Gold rushes were all about the conversion of human energy into money, as the thousands of ordinary people mining in the Amazon basin show. Obviously if supplies of food, clothing and shelter were precarious, a society would never devote its energies to finding something that its members could neither eat nor live in, and which would not keep them warm. In other words, gold supplies swelled in the past whenever a culture had the energy to produce a surplus. Once there was more gold available, using the precious metal as money made moretrading possible—enabling the conversion of whatever surpluses arose in future years into buildings, clothes and other needs.
Lots of other ways of converting human energy into money have been used as well. For example, the inhabitants of Yap, a cluster of ten small islands in the Pacific Ocean, converted theirs into carved stones to use as money. They quarried the stones on Palau, some 260 miles away, and ferried them back on rafts pulled by canoes. But once on Yap the heavy stones were rarely moved, just as lots of gold never leaves Fort Knox.

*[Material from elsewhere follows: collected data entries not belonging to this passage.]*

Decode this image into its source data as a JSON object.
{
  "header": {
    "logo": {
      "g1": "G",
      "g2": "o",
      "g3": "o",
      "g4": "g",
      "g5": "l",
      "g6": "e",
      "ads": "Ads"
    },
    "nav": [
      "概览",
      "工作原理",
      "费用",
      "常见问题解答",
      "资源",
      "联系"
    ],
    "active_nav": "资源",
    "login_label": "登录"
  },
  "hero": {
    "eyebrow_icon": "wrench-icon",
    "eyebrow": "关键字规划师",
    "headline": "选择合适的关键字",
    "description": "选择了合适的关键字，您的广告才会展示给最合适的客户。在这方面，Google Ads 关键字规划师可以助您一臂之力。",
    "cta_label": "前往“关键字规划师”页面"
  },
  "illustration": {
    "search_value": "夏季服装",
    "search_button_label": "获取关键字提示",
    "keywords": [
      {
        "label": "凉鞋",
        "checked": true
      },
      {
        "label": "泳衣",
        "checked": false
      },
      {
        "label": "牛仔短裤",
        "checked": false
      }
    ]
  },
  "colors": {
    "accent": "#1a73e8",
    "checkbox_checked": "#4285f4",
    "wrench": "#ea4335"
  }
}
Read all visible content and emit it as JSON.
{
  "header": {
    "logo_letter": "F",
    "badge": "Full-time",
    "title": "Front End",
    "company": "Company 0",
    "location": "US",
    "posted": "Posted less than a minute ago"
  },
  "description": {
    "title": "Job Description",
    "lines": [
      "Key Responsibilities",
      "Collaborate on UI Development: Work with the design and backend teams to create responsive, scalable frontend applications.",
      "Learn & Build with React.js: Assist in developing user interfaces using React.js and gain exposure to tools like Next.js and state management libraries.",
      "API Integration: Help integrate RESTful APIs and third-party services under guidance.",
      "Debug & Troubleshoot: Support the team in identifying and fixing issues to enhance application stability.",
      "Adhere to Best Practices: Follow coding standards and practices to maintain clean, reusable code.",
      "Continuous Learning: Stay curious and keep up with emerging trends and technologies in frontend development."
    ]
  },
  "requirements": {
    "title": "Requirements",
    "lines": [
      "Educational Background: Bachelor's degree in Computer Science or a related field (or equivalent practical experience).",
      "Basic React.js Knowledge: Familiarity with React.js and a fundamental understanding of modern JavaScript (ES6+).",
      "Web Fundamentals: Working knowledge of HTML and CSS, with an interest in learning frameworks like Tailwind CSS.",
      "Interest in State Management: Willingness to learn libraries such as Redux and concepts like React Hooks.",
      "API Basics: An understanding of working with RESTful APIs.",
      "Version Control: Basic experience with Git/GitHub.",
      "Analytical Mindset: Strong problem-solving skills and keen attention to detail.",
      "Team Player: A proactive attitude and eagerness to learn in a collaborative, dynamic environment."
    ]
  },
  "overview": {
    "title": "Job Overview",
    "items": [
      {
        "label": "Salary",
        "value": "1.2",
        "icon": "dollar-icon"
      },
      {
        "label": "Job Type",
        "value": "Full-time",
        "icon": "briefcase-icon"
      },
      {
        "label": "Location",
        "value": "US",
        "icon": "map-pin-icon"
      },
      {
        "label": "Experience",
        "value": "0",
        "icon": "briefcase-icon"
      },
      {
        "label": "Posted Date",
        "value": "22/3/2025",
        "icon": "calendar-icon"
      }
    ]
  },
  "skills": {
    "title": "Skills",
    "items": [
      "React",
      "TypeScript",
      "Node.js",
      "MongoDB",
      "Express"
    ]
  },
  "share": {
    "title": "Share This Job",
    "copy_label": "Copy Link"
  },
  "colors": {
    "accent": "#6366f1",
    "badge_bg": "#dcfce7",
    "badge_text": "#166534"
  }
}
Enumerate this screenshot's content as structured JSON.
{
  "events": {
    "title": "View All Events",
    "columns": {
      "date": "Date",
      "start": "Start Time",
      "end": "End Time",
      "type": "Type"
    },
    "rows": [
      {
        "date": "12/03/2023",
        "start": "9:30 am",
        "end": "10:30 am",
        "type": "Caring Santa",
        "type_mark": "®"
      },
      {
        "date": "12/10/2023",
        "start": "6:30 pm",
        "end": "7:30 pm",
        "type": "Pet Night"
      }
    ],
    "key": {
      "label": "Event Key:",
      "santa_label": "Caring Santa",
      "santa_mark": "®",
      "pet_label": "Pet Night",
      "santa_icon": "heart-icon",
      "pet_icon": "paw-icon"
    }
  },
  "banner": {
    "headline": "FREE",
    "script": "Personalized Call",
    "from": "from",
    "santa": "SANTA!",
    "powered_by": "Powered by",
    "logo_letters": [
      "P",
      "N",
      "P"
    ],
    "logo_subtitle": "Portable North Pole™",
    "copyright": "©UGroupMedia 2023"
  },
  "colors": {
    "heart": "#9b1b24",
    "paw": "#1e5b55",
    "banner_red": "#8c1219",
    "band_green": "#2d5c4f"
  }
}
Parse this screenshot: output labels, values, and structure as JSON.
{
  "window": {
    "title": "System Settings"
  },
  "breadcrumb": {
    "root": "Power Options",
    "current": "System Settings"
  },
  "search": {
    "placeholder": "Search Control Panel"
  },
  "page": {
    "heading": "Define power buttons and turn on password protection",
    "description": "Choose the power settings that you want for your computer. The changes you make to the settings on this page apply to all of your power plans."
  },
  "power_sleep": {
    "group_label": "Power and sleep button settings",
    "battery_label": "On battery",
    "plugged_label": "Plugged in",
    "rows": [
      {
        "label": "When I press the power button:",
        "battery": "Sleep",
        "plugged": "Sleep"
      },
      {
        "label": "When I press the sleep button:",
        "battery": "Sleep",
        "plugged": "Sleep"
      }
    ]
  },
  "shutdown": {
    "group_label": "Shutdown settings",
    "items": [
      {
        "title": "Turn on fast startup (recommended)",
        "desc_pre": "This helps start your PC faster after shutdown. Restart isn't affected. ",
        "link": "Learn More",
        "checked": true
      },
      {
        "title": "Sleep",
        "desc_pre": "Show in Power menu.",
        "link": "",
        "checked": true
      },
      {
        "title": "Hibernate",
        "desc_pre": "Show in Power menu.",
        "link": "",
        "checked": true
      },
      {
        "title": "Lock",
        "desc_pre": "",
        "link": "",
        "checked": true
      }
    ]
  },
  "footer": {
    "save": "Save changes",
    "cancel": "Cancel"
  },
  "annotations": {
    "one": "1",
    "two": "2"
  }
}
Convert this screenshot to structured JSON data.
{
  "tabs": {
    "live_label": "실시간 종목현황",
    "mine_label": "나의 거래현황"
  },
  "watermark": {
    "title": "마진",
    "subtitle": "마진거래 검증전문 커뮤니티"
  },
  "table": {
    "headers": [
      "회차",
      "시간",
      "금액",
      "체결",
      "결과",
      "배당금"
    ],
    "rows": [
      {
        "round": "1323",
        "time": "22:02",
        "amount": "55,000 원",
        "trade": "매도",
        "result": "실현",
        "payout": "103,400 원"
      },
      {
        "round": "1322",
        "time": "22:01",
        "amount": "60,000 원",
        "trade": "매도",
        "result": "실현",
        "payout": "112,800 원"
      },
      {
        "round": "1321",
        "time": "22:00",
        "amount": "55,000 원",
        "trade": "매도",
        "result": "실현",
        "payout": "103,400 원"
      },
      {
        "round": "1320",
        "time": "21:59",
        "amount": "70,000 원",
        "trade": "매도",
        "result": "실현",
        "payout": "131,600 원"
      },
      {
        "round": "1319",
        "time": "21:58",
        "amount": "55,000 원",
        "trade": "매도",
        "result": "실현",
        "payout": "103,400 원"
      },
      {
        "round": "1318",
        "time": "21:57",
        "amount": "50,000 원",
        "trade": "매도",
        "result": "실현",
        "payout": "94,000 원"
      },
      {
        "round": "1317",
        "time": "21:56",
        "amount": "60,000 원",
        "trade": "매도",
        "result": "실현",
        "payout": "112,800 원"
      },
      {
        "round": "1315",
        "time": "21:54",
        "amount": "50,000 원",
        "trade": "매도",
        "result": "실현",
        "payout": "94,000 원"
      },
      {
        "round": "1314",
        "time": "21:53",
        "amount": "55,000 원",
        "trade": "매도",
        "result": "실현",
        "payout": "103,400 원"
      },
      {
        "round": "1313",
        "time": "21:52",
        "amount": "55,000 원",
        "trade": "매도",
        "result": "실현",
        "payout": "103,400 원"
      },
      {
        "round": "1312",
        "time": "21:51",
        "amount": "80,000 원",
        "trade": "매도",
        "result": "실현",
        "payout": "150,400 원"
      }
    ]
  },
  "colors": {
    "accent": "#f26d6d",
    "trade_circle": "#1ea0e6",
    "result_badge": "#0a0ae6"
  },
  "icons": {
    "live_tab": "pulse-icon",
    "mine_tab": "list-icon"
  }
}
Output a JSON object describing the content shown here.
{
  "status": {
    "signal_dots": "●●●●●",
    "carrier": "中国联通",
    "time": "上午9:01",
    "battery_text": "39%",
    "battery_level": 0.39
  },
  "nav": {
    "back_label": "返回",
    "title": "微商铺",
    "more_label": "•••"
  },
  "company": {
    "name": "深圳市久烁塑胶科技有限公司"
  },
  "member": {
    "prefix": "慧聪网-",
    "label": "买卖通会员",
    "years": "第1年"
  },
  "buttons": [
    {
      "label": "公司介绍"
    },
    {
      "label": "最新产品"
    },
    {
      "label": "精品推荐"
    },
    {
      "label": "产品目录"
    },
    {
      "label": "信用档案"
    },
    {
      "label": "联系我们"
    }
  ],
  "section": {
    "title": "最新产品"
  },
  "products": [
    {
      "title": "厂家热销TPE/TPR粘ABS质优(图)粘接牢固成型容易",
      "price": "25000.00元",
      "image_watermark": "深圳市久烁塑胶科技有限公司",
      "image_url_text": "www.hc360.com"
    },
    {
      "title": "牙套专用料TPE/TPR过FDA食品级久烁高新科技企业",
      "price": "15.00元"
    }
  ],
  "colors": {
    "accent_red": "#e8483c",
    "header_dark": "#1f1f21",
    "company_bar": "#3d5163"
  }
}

The last fixed, formal link between money and gold was broken on August 15, 1971 when President Nixon ordered the US Treasury to abandon the gold exchange standard and stop delivering one ounce of gold for every $35 that other countries paid in return. Some people think that this link between the dollar and energy was replaced by an agreement that the US then made with OPEC that “backed” the dollar with oil. Supposedly, OPEC agreed to quote the global oil price in dollars and, in return, the US promised to protect the oil-rich kingdoms in the Persian Gulf against threat of invasion or domestic coups. If it exists, this arrangement is currently breaking down...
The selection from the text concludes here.